Monday, April 6, 2009

Layoffs beginning again around Gannett newspapers; that's why stock price is up today



Investors love it when they hear that corporations are laying off workers. That means cutting costs and increasing profits, including important quarterly dividends.

The only constant source on all things Gannett, www.gannettblog.blogspot.com, says Gannett's newspaper division has commenced second quarter layoffs.

It would be hard to consider where, for example, The Tennessean could cut its depleted staff and subsequently its already substantially reduced coverage of Middle Tennessee.

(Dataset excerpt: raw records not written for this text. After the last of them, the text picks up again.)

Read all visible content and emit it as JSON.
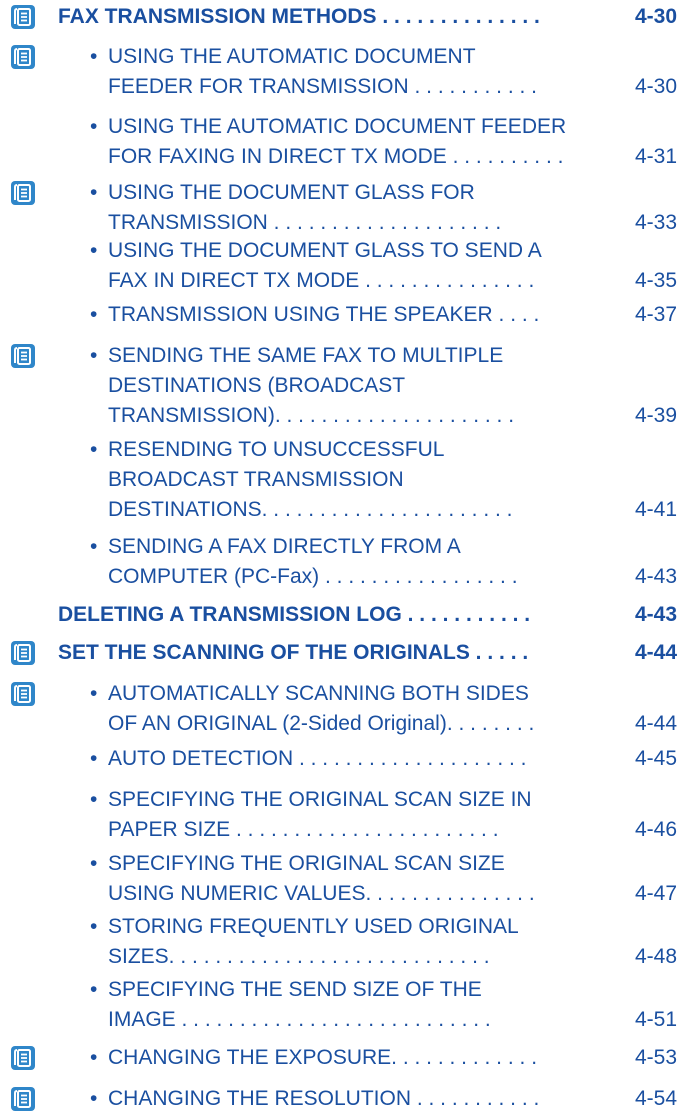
{
  "entries": [
    {
      "kind": "heading",
      "icon": "book-icon",
      "lines": [
        "FAX TRANSMISSION METHODS . . . . . . . . . . . . . ."
      ],
      "page": "4-30"
    },
    {
      "kind": "sub",
      "icon": "book-icon",
      "lines": [
        "USING THE AUTOMATIC DOCUMENT",
        "FEEDER FOR TRANSMISSION . . . . . . . . . . ."
      ],
      "page": "4-30"
    },
    {
      "kind": "sub",
      "icon": "",
      "lines": [
        "USING THE AUTOMATIC DOCUMENT FEEDER",
        "FOR FAXING IN DIRECT TX MODE . . . . . . . . . ."
      ],
      "page": "4-31"
    },
    {
      "kind": "sub",
      "icon": "book-icon",
      "lines": [
        "USING THE DOCUMENT GLASS FOR",
        "TRANSMISSION . . . . . . . . . . . . . . . . . . . ."
      ],
      "page": "4-33"
    },
    {
      "kind": "sub",
      "icon": "",
      "lines": [
        "USING THE DOCUMENT GLASS TO SEND A",
        "FAX IN DIRECT TX MODE . . . . . . . . . . . . . . ."
      ],
      "page": "4-35"
    },
    {
      "kind": "sub",
      "icon": "",
      "lines": [
        "TRANSMISSION USING THE SPEAKER . . . ."
      ],
      "page": "4-37"
    },
    {
      "kind": "sub",
      "icon": "book-icon",
      "lines": [
        "SENDING THE SAME FAX TO MULTIPLE",
        "DESTINATIONS (BROADCAST",
        "TRANSMISSION). . . . . . . . . . . . . . . . . . . . ."
      ],
      "page": "4-39"
    },
    {
      "kind": "sub",
      "icon": "",
      "lines": [
        "RESENDING TO UNSUCCESSFUL",
        "BROADCAST TRANSMISSION",
        "DESTINATIONS. . . . . . . . . . . . . . . . . . . . . ."
      ],
      "page": "4-41"
    },
    {
      "kind": "sub",
      "icon": "",
      "lines": [
        "SENDING A FAX DIRECTLY FROM A",
        "COMPUTER (PC-Fax) . . . . . . . . . . . . . . . . ."
      ],
      "page": "4-43"
    },
    {
      "kind": "heading",
      "icon": "",
      "lines": [
        "DELETING A TRANSMISSION LOG . . . . . . . . . . ."
      ],
      "page": "4-43"
    },
    {
      "kind": "heading",
      "icon": "book-icon",
      "lines": [
        "SET THE SCANNING OF THE ORIGINALS . . . . ."
      ],
      "page": "4-44"
    },
    {
      "kind": "sub",
      "icon": "book-icon",
      "lines": [
        "AUTOMATICALLY SCANNING BOTH SIDES",
        "OF AN ORIGINAL (2-Sided Original). . . . . . . ."
      ],
      "page": "4-44"
    },
    {
      "kind": "sub",
      "icon": "",
      "lines": [
        "AUTO DETECTION . . . . . . . . . . . . . . . . . . . ."
      ],
      "page": "4-45"
    },
    {
      "kind": "sub",
      "icon": "",
      "lines": [
        "SPECIFYING THE ORIGINAL SCAN SIZE IN",
        "PAPER SIZE . . . . . . . . . . . . . . . . . . . . . . ."
      ],
      "page": "4-46"
    },
    {
      "kind": "sub",
      "icon": "",
      "lines": [
        "SPECIFYING THE ORIGINAL SCAN SIZE",
        "USING NUMERIC VALUES. . . . . . . . . . . . . . ."
      ],
      "page": "4-47"
    },
    {
      "kind": "sub",
      "icon": "",
      "lines": [
        "STORING FREQUENTLY USED ORIGINAL",
        "SIZES. . . . . . . . . . . . . . . . . . . . . . . . . . . ."
      ],
      "page": "4-48"
    },
    {
      "kind": "sub",
      "icon": "",
      "lines": [
        "SPECIFYING THE SEND SIZE OF THE",
        "IMAGE . . . . . . . . . . . . . . . . . . . . . . . . . . ."
      ],
      "page": "4-51"
    },
    {
      "kind": "sub",
      "icon": "book-icon",
      "lines": [
        "CHANGING THE EXPOSURE. . . . . . . . . . . . ."
      ],
      "page": "4-53"
    },
    {
      "kind": "sub",
      "icon": "book-icon",
      "lines": [
        "CHANGING THE RESOLUTION . . . . . . . . . . ."
      ],
      "page": "4-54"
    }
  ],
  "colors": {
    "text": "#1a4fa0",
    "icon_bg": "#2f86c9",
    "icon_fg": "#ffffff"
  }
}
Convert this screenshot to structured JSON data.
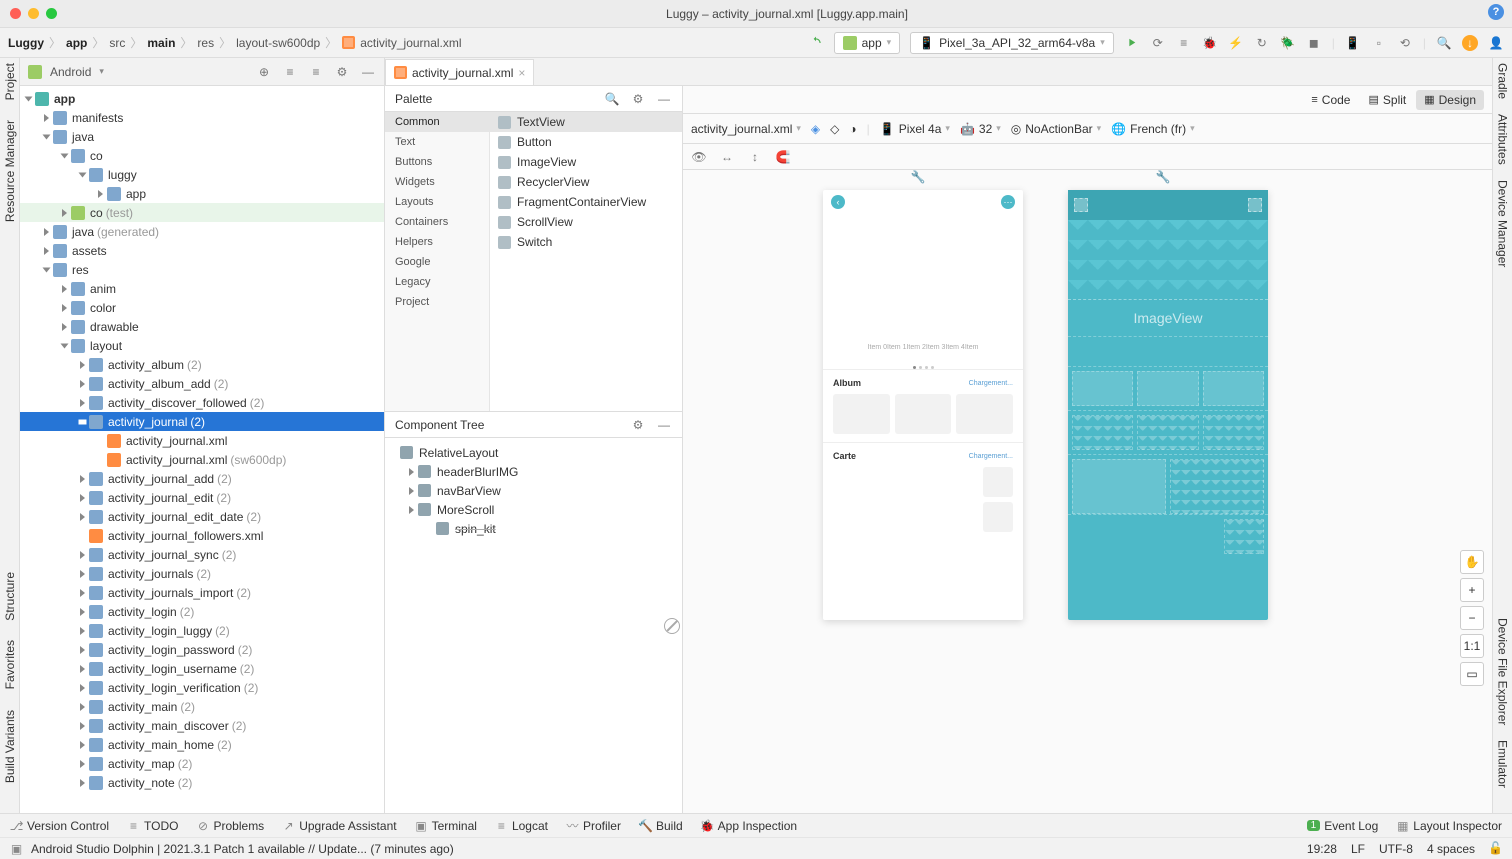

But the layoffs this week and Craig Moon's retirement last week are not just coincidental. I believe Moon just couldn't take any more of this crap without knowing how diminished the USA Today product would become along with its credibility.

When I worked for him at The Tennessean, Moon was regularly about giving the reader more. And he was the last sane force on the corporate operating committee.

Today, the value of the company stock rose almost 8 percent.

Former USA Today investigative reporter Jim Hopkins writes:

I'm not counting on a single, big "announcement" -- a companywide job reduction memo from Corporate, like we've seen in the past. Instead, I expect a series of memos from individual sites this week and next.

Gannett has been laying off employees, mostly in the newspaper division, since at least late last week. I believe these layoffs will continue this week, and possibly into next. By "these layoffs," I'm referring to a specific round, driven by the start of the second quarter.